On the morning of Oct. 13, 1914, the first passenger train departed from Sault Ste. Marie for Hearst along the Algoma Central Railway.
For fifteen years, a group of track layers had trekked through the uncharted northern wilderness between the two sites, winding around mountains, building large wooden trestles across rivers and dropping down 500 feet through the Agawa Canyon. At last, the two destinations were connected by 296 miles of railroad and ready for travellers.
According to old-time railroader J.W. Mills, the train crew was “composed of gentlemen-roughnecks who were carefully selected by an elimination process, wherein the simple criteria were their proficiency in fisticuffs, their capacity for hard liquor and their present and subsequent deportment under these conditions.” Considered lower on the social scale than the average citizen, most of the engine crew members were illiterate.

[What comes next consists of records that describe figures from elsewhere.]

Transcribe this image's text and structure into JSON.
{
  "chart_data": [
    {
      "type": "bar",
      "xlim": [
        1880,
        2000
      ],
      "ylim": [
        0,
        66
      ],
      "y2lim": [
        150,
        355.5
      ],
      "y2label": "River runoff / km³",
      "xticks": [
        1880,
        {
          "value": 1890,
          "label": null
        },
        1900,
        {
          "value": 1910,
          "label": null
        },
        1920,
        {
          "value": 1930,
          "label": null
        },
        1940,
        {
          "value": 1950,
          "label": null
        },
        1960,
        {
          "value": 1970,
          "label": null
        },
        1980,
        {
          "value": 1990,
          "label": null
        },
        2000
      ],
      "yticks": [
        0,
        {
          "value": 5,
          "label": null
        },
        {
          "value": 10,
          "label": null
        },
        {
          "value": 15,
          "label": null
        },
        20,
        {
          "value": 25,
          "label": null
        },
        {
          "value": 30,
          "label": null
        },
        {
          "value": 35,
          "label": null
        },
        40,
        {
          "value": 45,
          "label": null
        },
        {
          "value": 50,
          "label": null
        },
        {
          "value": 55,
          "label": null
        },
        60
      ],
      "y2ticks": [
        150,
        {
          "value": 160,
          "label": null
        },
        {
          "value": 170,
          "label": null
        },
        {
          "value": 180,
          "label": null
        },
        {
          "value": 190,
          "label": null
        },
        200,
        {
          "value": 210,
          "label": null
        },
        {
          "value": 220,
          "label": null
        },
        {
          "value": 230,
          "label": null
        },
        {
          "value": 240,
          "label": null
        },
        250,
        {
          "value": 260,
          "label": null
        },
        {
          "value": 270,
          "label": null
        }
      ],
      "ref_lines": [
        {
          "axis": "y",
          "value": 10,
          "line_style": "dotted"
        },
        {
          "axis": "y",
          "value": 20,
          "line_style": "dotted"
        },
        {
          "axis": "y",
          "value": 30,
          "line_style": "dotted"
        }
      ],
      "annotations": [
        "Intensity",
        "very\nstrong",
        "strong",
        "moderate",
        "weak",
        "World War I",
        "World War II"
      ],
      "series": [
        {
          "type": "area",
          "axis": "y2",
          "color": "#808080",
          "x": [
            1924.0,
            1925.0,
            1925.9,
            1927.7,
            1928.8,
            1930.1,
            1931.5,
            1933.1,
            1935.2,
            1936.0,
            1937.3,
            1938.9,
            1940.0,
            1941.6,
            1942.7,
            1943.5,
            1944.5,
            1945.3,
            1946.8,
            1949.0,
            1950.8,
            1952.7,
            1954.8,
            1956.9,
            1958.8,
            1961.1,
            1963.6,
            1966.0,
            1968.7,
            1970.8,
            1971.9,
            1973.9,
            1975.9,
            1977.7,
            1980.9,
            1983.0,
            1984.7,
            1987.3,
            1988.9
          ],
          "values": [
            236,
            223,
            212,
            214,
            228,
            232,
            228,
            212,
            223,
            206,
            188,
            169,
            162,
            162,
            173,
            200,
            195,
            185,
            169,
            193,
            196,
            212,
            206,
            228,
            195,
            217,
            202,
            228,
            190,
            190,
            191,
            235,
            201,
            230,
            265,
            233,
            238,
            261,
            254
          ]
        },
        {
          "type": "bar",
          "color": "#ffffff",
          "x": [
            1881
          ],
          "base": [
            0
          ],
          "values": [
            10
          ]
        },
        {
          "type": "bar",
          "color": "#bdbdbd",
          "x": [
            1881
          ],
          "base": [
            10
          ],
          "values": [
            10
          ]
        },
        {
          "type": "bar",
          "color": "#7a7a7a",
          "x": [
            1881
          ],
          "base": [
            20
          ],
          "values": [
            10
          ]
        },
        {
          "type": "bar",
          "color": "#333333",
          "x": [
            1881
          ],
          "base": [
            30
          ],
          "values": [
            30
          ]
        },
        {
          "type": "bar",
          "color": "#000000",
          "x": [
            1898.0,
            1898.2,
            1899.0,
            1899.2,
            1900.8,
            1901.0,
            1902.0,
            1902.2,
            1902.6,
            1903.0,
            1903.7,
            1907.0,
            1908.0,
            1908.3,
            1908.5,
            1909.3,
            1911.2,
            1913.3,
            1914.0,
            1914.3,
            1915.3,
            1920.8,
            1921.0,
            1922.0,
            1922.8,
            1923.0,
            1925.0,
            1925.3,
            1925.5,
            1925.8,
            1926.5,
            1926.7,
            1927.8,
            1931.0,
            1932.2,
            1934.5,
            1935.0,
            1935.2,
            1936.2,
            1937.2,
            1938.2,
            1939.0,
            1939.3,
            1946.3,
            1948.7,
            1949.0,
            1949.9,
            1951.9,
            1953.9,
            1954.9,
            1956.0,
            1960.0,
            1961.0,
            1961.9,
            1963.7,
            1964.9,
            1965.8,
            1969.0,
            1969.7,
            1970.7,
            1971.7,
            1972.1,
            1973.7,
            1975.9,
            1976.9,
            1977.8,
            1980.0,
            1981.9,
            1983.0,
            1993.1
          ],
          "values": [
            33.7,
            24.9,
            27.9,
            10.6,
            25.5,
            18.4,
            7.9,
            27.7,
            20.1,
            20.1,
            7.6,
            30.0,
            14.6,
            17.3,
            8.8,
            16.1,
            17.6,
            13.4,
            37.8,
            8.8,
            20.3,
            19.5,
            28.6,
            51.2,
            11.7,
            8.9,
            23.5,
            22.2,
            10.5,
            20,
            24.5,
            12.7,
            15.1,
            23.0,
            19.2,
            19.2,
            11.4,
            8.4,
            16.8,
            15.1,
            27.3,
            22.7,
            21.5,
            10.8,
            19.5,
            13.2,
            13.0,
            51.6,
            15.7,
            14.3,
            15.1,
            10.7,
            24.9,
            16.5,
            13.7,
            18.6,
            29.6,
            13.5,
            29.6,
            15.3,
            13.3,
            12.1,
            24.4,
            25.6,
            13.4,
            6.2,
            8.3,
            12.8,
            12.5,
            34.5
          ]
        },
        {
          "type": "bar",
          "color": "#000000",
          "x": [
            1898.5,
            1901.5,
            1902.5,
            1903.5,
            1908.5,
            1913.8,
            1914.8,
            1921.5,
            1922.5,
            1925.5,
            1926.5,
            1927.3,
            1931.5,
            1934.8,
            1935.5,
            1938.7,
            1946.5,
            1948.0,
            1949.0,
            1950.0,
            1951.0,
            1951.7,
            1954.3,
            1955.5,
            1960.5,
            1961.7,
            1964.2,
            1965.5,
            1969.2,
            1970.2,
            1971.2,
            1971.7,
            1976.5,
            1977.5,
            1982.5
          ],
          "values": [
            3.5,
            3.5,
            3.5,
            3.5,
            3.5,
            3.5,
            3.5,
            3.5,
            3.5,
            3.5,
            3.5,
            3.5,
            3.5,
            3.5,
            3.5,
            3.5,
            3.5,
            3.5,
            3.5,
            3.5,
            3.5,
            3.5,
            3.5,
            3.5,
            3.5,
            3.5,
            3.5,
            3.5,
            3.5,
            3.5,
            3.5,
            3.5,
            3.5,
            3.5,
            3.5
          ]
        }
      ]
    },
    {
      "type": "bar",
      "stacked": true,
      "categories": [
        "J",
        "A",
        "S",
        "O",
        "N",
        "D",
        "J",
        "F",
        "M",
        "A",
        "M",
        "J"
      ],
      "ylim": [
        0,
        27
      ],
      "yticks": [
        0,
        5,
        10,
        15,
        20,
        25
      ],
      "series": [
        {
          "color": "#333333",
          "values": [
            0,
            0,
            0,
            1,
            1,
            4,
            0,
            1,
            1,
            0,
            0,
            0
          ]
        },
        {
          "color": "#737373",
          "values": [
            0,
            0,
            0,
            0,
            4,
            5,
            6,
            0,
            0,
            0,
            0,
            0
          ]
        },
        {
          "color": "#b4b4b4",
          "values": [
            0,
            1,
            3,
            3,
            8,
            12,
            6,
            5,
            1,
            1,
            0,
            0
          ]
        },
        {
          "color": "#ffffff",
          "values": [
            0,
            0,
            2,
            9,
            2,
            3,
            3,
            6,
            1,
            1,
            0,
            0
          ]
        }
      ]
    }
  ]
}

Assistants to the engine crew were also selected through abnormal tests of speed and endurance. If a man could run to Pete Sundstrom’s bar in Searchmont and carry back water pails full of beer three times in a row before the train departed the station, he was welcomed aboard. Successful candidates were rewarded with free transportation along the rails for their efforts.
Due to the unruly engine crew and belligerent lumberjack passengers onboard, women were isolated, or rather, barricaded, in a separate coach at the back of the train. They were joined by clergymen, tasked with helping those less fortunate or mentally ill who lived alone in the Algoma Highlands.
There was no dining car, but when the train slowed down or stopped passengers could hop outside and gather large swaths of wild berries before climbing back onboard.
With the sun still rising, crew members were already blitzed from the beer.
At Mile 48, the train passed through Ogidaki Station. For sport, one of the baggage men had placed a barrel some distance away in the nearby lake as a target for his .303 Savage rifle.
Mills claimed “The barrel had not been disturbed or materially damaged for a period of about ten years, which attested to the continuing potency and effectiveness of Searchmont beer.”
Between 1918 and 1923, several members of the Group of Seven were passengers on the train, including Lawren Harris, A.Y. Jackson, Frank Johnston, J.E.H. Macdonald and Arthur Lismer. The group rented a boxcar from the Algoma Central Railway and it was shunted around to several distinct destinations along the track. The boxcar was modelled like a cabin for comfort, as the painters would spend several days onsite, sometimes leaving on foot in search of the region’s hidden landscapes.
Starting on Dec. 15, 1929, the passenger train began operating every day of the week. Departing from the Sault at 8:30 a.m., the train was scheduled to arrive in Hearst at 8:45 p.m.
With the railway now passing through Sand Lake, travellers were able to see the splendid Montreal River Falls and the wonders of the Agawa Canyon. Eventually, the canyon became a famous destination for tourists around the world.